# Back to work after a 10 year break???



## Xsue (14 Jan 2014)

Yes I know now: what a mad idea it was to take ten years off to raise children but at the time it made sense. My husband ran his own business and worked long hours 6/7 days a week....it really did seem to make sense at the time. Anyway, his business has dwindled enough for me to have to get a job which fortunately coincides with the youngest starting school this year. Yay! A bit of good news - or so you'd think. I live in a very rural area (nearest big town over an hour's drive away) and practically all jobs are part of the jobBridge scheme - for which I don't qualify (as am not on jobseekers). I have done courses and voluntary work over the years at home so I don't think I am totally unemployable but the future doesn't look very bright. I have applied for the few jobs (4 over the past 6 months) that have come up that are NOT jobBridge but no luck so far. So, are there any incentives to help people like me back into the work place that I have missed? I cannot get on any local courses as they are all for people on jobseekers too and I cannot move to a more urban area as I am not allowed to sell my house (have posted re this separately -planning office issue). What have other parents done after taking a (ridiculous in hindsight) career break???


----------



## 44brendan (14 Jan 2014)

Have you looked at classroom assistant opportunities. Money is basic but it could present an opportunity to get back into the labour market and also save on child care costs as hours are commiserate with schools!


----------



## STEINER (14 Jan 2014)

I don't have any specific advice other than to say what you have done is normal enough for quite a lot of people.  A friend in a rural area has just recently returned to work outside the home after ~ 7 years with 3 kids, so it is possible.  I myself had to take an enforced career break over 3 years ago due to illness, so in terms of getting a job, it is challenging.  Its a matter of selling yourself to a prospective employer that you are the best person for that job and do whatever is necessary re upskilling and networking.


----------



## Gerry Canning (14 Jan 2014)

Xsue. Quote {ridiculous in hindsight}to stay at home. 

Ask yourself ,
1. Did you see your kids grow up and enjoy the various milestones/tribulations? 
2.Would you have preferred to be rushing to off-load them @ the Creche ,to hasten to work? 3.Wouldyou have preferred the rush of collecting them before 6 from the Creche?
4. Would (had you kept working) be regreting the lost times with your children? 

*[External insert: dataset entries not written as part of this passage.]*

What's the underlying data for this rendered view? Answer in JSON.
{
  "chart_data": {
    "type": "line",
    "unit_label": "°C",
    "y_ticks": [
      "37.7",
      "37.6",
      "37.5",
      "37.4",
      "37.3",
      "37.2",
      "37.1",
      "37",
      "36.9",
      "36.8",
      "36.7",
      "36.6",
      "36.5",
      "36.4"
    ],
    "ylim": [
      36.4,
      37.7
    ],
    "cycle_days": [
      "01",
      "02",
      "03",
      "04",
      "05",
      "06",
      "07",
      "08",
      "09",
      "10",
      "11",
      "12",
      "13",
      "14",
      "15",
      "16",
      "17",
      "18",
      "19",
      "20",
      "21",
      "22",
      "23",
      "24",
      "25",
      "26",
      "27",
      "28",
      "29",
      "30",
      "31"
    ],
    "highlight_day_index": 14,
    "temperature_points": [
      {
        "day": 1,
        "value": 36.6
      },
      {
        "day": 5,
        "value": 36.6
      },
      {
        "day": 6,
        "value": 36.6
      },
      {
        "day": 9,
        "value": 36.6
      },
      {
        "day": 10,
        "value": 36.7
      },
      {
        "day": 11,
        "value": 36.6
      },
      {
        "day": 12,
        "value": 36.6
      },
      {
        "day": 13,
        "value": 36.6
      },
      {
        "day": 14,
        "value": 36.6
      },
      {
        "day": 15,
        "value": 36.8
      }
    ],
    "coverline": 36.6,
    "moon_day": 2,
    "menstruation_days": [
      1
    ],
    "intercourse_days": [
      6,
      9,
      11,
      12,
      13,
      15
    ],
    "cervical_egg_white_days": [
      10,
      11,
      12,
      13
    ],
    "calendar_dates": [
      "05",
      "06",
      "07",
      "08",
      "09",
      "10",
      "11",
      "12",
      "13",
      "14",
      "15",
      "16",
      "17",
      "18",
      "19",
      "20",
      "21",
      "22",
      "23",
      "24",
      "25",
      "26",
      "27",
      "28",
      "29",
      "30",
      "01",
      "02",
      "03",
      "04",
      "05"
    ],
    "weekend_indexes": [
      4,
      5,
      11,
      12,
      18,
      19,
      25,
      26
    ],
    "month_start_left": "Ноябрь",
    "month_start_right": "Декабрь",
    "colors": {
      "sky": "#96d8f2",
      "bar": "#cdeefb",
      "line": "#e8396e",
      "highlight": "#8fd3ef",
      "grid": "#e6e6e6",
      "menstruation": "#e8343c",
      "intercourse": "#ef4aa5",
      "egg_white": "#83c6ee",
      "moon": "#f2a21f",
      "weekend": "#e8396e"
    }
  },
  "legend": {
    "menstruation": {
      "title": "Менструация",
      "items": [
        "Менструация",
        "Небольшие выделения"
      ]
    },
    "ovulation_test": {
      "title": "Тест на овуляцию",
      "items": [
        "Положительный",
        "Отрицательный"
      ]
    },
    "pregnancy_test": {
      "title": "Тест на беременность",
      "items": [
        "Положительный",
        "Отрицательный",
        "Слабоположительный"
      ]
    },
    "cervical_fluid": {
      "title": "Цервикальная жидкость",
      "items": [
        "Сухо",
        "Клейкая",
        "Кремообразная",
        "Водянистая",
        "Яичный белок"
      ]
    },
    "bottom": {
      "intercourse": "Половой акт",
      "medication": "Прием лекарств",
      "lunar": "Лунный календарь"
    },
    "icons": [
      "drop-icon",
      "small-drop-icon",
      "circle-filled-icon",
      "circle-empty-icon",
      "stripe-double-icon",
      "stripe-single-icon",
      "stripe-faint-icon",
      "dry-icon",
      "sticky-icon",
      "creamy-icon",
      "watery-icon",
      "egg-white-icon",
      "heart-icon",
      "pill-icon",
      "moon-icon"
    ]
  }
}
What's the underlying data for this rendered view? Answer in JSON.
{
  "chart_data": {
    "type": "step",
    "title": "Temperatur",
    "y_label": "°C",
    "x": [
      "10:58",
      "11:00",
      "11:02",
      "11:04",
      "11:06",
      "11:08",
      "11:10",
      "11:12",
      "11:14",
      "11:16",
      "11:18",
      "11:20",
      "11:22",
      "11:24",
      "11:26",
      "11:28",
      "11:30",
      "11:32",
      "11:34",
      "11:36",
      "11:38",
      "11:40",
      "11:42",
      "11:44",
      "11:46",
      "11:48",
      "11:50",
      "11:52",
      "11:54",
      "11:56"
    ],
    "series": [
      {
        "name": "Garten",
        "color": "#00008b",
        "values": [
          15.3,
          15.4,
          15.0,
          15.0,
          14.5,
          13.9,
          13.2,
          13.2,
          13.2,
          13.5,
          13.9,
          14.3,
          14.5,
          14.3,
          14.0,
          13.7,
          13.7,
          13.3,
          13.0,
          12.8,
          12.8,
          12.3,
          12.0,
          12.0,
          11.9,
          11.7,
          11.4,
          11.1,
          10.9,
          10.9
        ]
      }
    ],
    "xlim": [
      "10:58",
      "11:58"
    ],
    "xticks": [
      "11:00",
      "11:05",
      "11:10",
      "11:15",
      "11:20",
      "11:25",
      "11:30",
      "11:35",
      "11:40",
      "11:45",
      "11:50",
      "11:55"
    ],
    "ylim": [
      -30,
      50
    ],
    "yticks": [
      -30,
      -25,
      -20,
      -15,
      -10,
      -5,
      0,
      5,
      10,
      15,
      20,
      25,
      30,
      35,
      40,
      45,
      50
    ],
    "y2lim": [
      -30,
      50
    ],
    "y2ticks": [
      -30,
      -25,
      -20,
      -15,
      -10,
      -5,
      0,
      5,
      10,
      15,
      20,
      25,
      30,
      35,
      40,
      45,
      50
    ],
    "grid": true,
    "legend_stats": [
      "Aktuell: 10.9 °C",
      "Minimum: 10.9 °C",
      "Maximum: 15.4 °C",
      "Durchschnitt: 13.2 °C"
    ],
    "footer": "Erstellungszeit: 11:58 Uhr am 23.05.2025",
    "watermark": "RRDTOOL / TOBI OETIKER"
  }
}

I suppose we always see the other journey as better . 
For me I think the children and memories come ahead of this thing we call (work).
To be clear ; I ain,t judging , just commenting.


----------



## Purple (14 Jan 2014)

Gerry Canning said:


> Xsue. Quote {ridiculous in hindsight}to stay at home.
> 
> Ask yourself ,
> 1. Did you see your kids grow up and enjoy the various milestones/tribulations?
> ...



I was thinking the same thing.


----------



## WindUp (14 Jan 2014)

Xsue - Would you consider childminding ?


----------



## Xsue (14 Jan 2014)

OF COURSE I can see how my children, myself and my husband have all hugely benefitted from my being at home for them. It was a decision based on how our situation worked at the time. But now we are in *this* situation and I feel somewhat marginalised because of those decisions we made at the time: for me staying at home and for my husband being self employed (in the good old days he employed 6 people - small enough but significant in our area) - which seemed to be the best choice. 

I would have loved something like a classroom assistant and practically every small school in our area has advertised for one of these since September: ALL as a jobBridge job. One school principal rang me to let me know that they were looking for someone - as I had told her I was hoping to find a job this year - I cannot apply!! It's frustrating but I want to be sure I am doing all I can to improve my prospects - and it does help to hear that people do manage to get back out there; I am a fan of the JobBridge scheme (and apprenticeship schemes) in theory: just not when I (and my ilk) are excluded. Thanks for your replies.


----------



## eastbono (15 Jan 2014)

If your husbands earnings have fallen drastically you could apply for jobseekers allowance which is a means tested payment.  It will take some time to be assessed as your husband is self employed but even if you only get €10 pw from this after 78 days you will be able to apply for jobbridge places.


----------